Governments try to ban alien invaders
When foreign plants and creatures arrive in a country they can do great damage to the environment. Governments are trying to stop them. But should we be interfering with nature at all?
Less than five years ago they came on ships from the Black Sea. They entered Britain’s rivers and canals, killing many types of fish and spreading deadly parasites. Carried by unsuspecting anglers, they are now rapidly colonising the country’s freshwater. This dangerous alien is a crustacean, the ‘demon shrimp’, and environmentalists say we should be very afraid.
It is just one of 1,875 non-native species found in the UK in 2012, 282 of which are ‘invasive’ and threaten native species and delicate ecosystems. MPs have warned that the current UK laws to deal with them don’t work. The European Union has now drawn up a list of dangerous species threatening its members and placed a ban on owning, transporting, selling or growing them.
Experts say that many insects, plants and animals worldwide are threatened with extinction by foreign rivals who are arriving faster than ever. The North American signal crayfish has caused a rapid decline in the British variety. Japanese knotweed is overwhelming native plants as well as destroying buildings and roads. In just ten years, the imported Asian harlequin ladybird has wiped out almost half of its British cousins. The bill for all the damage done runs into billions every year.
Trying to control new species is often a losing battle. Some eventually become accepted, like the grey squirrel which arrived in the UK from the US in the 19th century bringing diseases that devastated the native red squirrel.
Some biologists say this process is simply ‘survival of the fittest’ and it is foolish for humans to try to intervene. They note that mankind has always moved plants and animals around the world for its advantage. Horses were introduced to the Americas in the 16th century and potatoes and tomatoes brought back to Europe. Once coffee only grew in Africa, now it is cultivated in over 70 countries. Tea and rubber plants have also travelled far beyond their original homes.
Global shipping allows species to move further and faster than ever before. Does it make sense to try to keep out invaders? Is it even possible?
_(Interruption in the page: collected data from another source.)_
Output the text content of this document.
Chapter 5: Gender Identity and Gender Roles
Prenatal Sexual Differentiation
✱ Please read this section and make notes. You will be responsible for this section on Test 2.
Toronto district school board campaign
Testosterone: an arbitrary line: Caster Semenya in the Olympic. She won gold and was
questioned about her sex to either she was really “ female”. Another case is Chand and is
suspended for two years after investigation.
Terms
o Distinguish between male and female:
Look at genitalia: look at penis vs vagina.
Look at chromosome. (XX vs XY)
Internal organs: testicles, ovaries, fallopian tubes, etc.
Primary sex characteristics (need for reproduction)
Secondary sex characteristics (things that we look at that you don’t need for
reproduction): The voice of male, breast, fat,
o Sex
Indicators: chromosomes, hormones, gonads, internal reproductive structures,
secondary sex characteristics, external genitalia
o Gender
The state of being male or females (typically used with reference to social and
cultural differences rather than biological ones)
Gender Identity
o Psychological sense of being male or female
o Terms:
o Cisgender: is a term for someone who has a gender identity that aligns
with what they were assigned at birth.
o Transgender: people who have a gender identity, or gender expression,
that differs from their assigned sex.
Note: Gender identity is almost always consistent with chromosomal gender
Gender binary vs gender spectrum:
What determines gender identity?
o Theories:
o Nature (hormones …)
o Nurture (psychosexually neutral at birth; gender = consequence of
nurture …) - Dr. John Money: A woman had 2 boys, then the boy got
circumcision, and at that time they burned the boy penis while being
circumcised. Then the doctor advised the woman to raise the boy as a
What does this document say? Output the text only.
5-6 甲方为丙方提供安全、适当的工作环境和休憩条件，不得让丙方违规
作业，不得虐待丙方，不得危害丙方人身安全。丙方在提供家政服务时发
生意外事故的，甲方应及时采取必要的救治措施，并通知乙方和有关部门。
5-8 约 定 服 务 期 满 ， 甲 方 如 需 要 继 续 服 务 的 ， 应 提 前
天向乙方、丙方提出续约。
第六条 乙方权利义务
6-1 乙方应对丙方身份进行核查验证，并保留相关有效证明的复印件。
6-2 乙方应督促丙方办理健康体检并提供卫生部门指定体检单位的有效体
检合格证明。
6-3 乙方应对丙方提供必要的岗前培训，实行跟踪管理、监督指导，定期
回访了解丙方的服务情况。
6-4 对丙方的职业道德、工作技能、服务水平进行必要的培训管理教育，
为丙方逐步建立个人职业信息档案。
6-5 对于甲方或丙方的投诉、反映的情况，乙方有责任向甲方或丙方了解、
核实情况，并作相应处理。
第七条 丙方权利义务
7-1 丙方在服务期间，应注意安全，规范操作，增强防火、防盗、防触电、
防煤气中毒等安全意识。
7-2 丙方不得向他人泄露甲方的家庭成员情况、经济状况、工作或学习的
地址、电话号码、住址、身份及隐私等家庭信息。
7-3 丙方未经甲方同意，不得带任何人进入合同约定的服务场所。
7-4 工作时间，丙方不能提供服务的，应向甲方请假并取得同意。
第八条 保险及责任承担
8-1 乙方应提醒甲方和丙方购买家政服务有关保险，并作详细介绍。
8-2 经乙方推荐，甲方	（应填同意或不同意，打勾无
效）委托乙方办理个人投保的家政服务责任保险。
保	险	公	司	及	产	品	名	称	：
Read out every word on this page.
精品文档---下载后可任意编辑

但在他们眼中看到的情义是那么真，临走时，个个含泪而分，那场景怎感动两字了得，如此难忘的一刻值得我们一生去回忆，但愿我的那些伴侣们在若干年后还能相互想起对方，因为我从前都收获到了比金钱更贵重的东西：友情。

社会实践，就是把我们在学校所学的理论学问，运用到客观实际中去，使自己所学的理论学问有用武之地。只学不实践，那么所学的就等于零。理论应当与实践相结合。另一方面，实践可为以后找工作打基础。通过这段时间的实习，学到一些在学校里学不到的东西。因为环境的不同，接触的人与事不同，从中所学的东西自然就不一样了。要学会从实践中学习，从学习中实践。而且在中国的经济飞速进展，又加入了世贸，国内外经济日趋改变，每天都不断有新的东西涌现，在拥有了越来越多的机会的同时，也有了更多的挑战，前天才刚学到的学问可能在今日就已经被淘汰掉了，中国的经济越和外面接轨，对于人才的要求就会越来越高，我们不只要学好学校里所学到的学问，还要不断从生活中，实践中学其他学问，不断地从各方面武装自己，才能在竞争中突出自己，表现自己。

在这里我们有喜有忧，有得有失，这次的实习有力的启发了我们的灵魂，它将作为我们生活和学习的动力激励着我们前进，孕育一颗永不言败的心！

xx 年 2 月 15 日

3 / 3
Some say that nature is always evolving and we should not oppose it. Humans are naturally conservative and are frightened by change, but now that Britain is used to grey squirrels, for example, few people see them as a pest.
Yet others think that this side-effect of global trade is altering ecosystems that have taken thousands of years to create and are easily overwhelmed. Rabbits introduced to Australia in the 18th century are now an enormous pest causing millions of dollars of damage to crops every year. We must have stronger international controls to prevent such irreversible disasters.
- Should we try to control the movement of species?
- ‘We only care about controlling species when we find them ugly.’ Do you agree?
- In pairs, watch the BBC video on ‘killer’ shrimp in ‘Become an expert’, then design a poster warning river users about their danger and how to look out for them.
- Using Carl Zimmer’s piece in ‘Become an expert’, list three ways non-native species can benefit an ecosystem and three ways in which they can be harmful.
Some People Say...
“Mankind is like a gardener who plants weeds with the flowers and puts snails among the vegetables.”
What do you think?
Q & A
- I don’t care about wildlife.
- Changes to the ecosystem could have catastrophic knock-on effects. Bees are vital for pollinating crops to feed us, but their numbers are decreasing. To make matters worse, some environmentalists fear that Asian hornets, which are four times larger than bees, might arrive in Britain and further decimate the population. They are already in France, where they killed five people last year.
- What stops species from spreading anywhere?
- The migration of species is limited to areas where everything in the environment is right for them to survive. Normally predators evolve which keeps the numbers of a species in check. However, if a species is suddenly introduced into a new environment without predators it can increase rapidly.
- A parasite is a species which depends for its survival on another species without doing it any good. Fleas need dogs, but dogs certainly don’t need fleas.
- A group of creatures which includes crabs, lobsters, prawns and shrimps.
- Natives belong to a region, non-natives come from elsewhere.
- Controlling invasive species can prove very difficult. In the 19th century Europeans introduced rats to Macquarie Island in Australia which thrived due to a lack of predators. Cats were introduced to solve the problem, but they decimated the native birds. When the cats were exterminated, rabbit numbers exploded, damaging vegetation.
- A law from the 1930s said that anyone who found a grey squirrel in their garden must report it to the authorities so that it can be exterminated. Last month, ministers admitted defeat and finally repealed it.
- The phrase, which Darwin incorporated into the fifth edition of On the Origin of Species, refers to species with the traits that are most likely to help them survive and prosper in their environment.
- Today Brazil is the world’s largest producer of coffee, followed by Vietnam.